Success looks different to everyone, and reframing our thoughts is the first step to celebrating a wider, more inclusive range of ‘successes’. The good news is, you can help your child (and yourself) to recognise and celebrate the different types of success by focusing on the good and practicing gratitude.
Here are a few types of success that aren’t just academic or outcomes-based that you can celebrate with your child.
You know your child better than anyone – their strengths, their struggles and everything in between. With this in mind, you can help your child give themselves a pat on the back when they’ve played to their strengths or have improved in a particular area. One of the greatest gifts you can give to your child is helping to nurture their abilities and encouraging them to chase after their passions.
Of course, success isn’t always measured by achieving something – it’s important you celebrate their efforts as well, especially if they’ve tried something that’s new or out of their comfort zone. The reality is, they won’t be good at everything nor will everything ‘work out’, but that doesn’t mean they can’t learn valuable skills from doing it. Celebrate the small wins of giving things a shot and putting themselves out there to show that success doesn’t have to be tied to achieving.
The teen years are when they start figuring out who they are, and importantly, when they learn how to advocate for themselves and their best interests. Communication is key here, and it’s worth celebrating. Whether they’ve made a friend aware of their boundaries, had a hard conversation with you or a family member, or asked someone for help, these behaviours show they’re growing as a person and learning how to advocate for themselves.
Another skill they will begin to foster in the teen years is empathy. The world opens up and proves to be a rather grey place, rather than starkly black and white, which can push them to see from others’ points of view.

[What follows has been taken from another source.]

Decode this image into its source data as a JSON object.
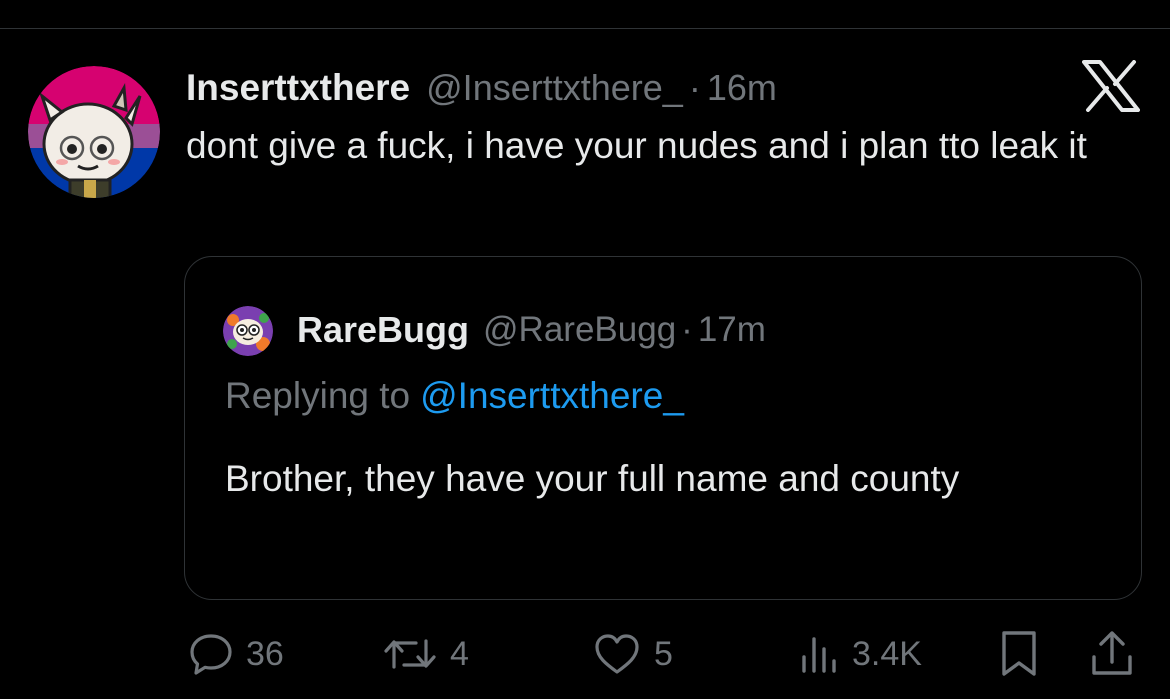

Exhibiting this empathy in their personal relationships should be cause for celebration – it proves they’re learning the skills they need to successfully navigate relationships in their impending adulthood. Helping a friend, comforting a classmate or diffusing a fight with a family member are all examples of success in their own way.
We all have goals, even our teens. Whether they’re life-altering, career-enhancing or just tied to our daily life, remember to celebrate these milestones with them. Don’t forget to embrace both the destination of the goal and the journey it took to get there. You’re their greatest encourager, so don’t hold back!
There are so many kinds of success, and weighing them equally will teach them to see the good in their lives, practice gratitude and be fully aware of their unique skills, traits and abilities.